That morning I was walking with Katski in the halls, a silent agreement we simply fell into, very casual, as we were heading in the same direction anyway for our first dreadful class of the morning. I had my mind zoned out for the most part as I walked — already on thoughts about how I wouldn't be paying attention to any of the next hour and a half that awaited me, but that's when I suddenly realized that I was missing something. Namely, a certain werecat walking beside me.

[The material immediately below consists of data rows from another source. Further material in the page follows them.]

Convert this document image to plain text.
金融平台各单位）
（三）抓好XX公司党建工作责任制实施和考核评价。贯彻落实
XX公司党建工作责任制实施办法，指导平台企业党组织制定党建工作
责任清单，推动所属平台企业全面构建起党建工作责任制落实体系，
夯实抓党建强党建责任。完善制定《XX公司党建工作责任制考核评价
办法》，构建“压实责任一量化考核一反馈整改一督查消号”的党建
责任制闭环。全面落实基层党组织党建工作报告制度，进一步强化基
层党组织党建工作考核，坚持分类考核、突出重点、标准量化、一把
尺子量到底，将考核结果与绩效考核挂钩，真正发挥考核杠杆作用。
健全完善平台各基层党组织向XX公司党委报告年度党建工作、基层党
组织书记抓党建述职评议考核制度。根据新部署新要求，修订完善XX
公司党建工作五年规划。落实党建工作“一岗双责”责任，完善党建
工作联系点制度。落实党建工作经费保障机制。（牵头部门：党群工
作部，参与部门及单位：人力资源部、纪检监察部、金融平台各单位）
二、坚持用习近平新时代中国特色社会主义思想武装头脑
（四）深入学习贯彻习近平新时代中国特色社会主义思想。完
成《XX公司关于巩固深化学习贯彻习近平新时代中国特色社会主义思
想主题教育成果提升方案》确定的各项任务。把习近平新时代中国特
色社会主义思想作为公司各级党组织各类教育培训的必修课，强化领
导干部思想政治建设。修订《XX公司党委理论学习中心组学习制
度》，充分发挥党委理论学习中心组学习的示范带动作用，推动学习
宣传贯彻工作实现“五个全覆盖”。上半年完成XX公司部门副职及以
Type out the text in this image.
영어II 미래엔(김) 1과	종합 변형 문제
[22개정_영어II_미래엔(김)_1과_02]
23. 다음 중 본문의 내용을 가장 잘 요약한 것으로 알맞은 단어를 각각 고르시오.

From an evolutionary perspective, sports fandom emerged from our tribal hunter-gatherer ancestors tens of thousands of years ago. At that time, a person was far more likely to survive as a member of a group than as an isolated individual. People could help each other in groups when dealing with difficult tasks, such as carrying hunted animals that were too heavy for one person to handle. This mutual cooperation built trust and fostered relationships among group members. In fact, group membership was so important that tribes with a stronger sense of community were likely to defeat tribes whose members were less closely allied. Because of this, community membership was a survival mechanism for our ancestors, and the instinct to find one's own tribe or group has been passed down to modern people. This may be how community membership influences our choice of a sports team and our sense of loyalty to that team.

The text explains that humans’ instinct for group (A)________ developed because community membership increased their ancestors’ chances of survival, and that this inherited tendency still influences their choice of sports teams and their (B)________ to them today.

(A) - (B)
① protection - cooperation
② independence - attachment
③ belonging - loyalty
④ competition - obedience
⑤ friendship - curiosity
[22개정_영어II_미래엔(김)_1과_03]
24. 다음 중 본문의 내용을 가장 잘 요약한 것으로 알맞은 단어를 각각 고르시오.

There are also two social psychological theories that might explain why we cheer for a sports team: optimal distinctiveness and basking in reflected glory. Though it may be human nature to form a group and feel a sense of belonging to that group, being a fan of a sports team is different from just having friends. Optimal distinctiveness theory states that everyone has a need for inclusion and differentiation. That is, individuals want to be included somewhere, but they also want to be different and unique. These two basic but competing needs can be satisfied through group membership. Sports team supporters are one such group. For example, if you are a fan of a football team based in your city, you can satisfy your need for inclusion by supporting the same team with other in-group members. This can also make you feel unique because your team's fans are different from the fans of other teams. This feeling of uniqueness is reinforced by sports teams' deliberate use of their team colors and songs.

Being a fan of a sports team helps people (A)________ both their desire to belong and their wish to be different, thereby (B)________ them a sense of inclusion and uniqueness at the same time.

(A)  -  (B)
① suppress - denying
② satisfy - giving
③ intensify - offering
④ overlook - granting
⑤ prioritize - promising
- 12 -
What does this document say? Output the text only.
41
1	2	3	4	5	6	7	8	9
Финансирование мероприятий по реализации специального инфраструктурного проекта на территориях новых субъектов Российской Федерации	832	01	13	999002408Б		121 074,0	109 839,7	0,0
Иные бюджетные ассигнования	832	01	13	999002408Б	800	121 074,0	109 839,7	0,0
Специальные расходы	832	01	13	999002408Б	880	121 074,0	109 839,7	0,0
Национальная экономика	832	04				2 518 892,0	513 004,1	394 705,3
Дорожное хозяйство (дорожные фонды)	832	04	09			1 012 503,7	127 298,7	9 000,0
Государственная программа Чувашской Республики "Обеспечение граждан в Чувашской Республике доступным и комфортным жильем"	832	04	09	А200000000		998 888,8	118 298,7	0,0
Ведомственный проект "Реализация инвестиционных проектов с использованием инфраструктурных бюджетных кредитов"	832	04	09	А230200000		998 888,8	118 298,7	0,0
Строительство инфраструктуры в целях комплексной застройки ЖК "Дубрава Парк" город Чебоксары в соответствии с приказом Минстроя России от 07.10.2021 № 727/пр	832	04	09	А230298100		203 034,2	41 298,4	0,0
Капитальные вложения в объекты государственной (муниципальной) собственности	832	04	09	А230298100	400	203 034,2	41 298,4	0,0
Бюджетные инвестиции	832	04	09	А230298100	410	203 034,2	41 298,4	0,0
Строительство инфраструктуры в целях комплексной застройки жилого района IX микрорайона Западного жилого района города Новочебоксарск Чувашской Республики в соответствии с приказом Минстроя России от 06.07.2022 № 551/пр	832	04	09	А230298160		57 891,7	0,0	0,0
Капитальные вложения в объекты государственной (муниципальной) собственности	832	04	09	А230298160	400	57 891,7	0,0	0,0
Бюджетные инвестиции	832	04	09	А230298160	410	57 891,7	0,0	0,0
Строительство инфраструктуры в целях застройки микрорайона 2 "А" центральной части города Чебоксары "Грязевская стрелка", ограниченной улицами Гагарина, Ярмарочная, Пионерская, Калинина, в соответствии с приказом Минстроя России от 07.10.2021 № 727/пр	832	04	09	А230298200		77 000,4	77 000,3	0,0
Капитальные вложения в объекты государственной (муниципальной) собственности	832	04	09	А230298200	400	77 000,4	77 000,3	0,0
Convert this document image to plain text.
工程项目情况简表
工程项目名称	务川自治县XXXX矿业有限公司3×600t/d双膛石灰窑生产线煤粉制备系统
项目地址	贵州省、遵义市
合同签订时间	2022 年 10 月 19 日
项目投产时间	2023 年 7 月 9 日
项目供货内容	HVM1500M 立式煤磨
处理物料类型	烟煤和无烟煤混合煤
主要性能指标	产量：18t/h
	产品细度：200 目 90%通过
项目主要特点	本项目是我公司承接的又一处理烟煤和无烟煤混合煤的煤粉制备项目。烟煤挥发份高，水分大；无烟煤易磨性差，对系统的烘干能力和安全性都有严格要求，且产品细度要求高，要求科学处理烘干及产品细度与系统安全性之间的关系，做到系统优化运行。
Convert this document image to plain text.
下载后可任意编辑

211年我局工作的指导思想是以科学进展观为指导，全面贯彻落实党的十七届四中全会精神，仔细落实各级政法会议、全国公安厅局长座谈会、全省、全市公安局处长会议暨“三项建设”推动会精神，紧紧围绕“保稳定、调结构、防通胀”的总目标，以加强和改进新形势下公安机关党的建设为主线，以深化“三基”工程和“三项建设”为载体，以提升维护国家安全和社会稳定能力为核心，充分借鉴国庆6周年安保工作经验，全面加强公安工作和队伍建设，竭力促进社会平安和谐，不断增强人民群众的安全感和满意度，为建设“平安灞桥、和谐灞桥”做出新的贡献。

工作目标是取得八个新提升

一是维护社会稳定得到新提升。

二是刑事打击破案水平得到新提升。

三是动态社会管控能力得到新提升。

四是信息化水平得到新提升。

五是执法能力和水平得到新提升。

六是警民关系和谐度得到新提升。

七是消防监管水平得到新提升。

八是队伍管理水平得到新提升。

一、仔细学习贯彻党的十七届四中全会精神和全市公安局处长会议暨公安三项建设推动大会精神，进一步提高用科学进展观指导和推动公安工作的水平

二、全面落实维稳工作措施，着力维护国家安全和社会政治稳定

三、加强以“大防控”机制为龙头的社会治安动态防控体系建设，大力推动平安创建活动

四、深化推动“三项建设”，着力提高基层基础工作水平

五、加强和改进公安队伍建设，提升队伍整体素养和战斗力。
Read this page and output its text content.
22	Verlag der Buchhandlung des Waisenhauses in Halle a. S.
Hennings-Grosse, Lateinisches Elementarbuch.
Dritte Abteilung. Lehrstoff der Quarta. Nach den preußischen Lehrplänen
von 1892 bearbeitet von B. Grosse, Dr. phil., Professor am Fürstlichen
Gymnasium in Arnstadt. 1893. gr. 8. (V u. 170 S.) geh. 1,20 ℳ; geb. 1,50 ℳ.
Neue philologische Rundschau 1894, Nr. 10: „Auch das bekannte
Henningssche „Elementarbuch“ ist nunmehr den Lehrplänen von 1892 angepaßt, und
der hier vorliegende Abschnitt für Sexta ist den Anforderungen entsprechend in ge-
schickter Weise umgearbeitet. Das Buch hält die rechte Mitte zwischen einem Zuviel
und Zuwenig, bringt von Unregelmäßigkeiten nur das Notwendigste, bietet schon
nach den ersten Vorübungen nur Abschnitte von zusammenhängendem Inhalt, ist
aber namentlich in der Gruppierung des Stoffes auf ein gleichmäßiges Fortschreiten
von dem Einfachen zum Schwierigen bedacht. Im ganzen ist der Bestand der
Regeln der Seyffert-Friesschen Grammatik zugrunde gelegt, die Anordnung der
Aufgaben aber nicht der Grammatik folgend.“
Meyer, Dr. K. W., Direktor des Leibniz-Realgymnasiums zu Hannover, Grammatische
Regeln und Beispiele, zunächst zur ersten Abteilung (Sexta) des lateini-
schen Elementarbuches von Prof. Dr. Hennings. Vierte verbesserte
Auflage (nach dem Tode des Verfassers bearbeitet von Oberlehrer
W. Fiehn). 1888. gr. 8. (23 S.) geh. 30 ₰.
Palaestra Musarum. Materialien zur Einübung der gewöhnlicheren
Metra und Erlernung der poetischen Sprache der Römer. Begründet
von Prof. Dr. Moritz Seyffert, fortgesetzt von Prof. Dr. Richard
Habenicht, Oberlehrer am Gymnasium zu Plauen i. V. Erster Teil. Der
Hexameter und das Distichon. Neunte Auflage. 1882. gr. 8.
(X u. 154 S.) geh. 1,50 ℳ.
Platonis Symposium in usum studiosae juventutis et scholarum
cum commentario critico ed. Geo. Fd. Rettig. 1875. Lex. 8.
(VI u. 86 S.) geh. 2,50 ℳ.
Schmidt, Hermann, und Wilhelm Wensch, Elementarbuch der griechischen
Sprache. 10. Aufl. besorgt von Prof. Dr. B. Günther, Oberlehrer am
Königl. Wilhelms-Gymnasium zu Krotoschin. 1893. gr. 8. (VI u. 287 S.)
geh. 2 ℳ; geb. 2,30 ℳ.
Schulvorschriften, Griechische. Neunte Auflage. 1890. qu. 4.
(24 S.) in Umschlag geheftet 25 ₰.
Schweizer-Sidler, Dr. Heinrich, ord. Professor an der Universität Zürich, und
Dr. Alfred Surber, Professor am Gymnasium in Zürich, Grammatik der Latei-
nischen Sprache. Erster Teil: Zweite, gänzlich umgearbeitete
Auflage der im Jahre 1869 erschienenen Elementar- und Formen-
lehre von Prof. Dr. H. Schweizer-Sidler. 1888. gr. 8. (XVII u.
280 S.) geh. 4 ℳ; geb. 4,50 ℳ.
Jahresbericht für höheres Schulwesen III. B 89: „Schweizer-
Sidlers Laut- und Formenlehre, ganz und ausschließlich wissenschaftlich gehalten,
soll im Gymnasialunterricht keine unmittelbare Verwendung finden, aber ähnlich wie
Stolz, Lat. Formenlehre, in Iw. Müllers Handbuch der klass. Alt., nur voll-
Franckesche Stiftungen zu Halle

I stopped and ended up turning back to the direction we had come from to find Katski standing in the middle of the hall, his eyes seemingly glued with curiosity at something on the medium-sized bulletin board that hung off the wall next to the window.

"Hey look at this!" Katski said, not seeming to have noticed that I was several paces ahead of him.

"What is it?" I questioned with as I walked back over to him with a flick of annoyance at whatever disruption this was, but he didn't seem to notice as the werecat gestured and pointed at at a particular flier hanging from a bright-yellow thumbtack. I followed his action and saw what had him so interested; it was a flier for basketball tryouts, later after school.

"You play?" I asked curiously, realizing now that I never found out whether he was into any sports or not.

Katski raised a hand to scratch the back of his neck with a sheepish look. "Yeah...a little, I guess. I played a lot back at my old school."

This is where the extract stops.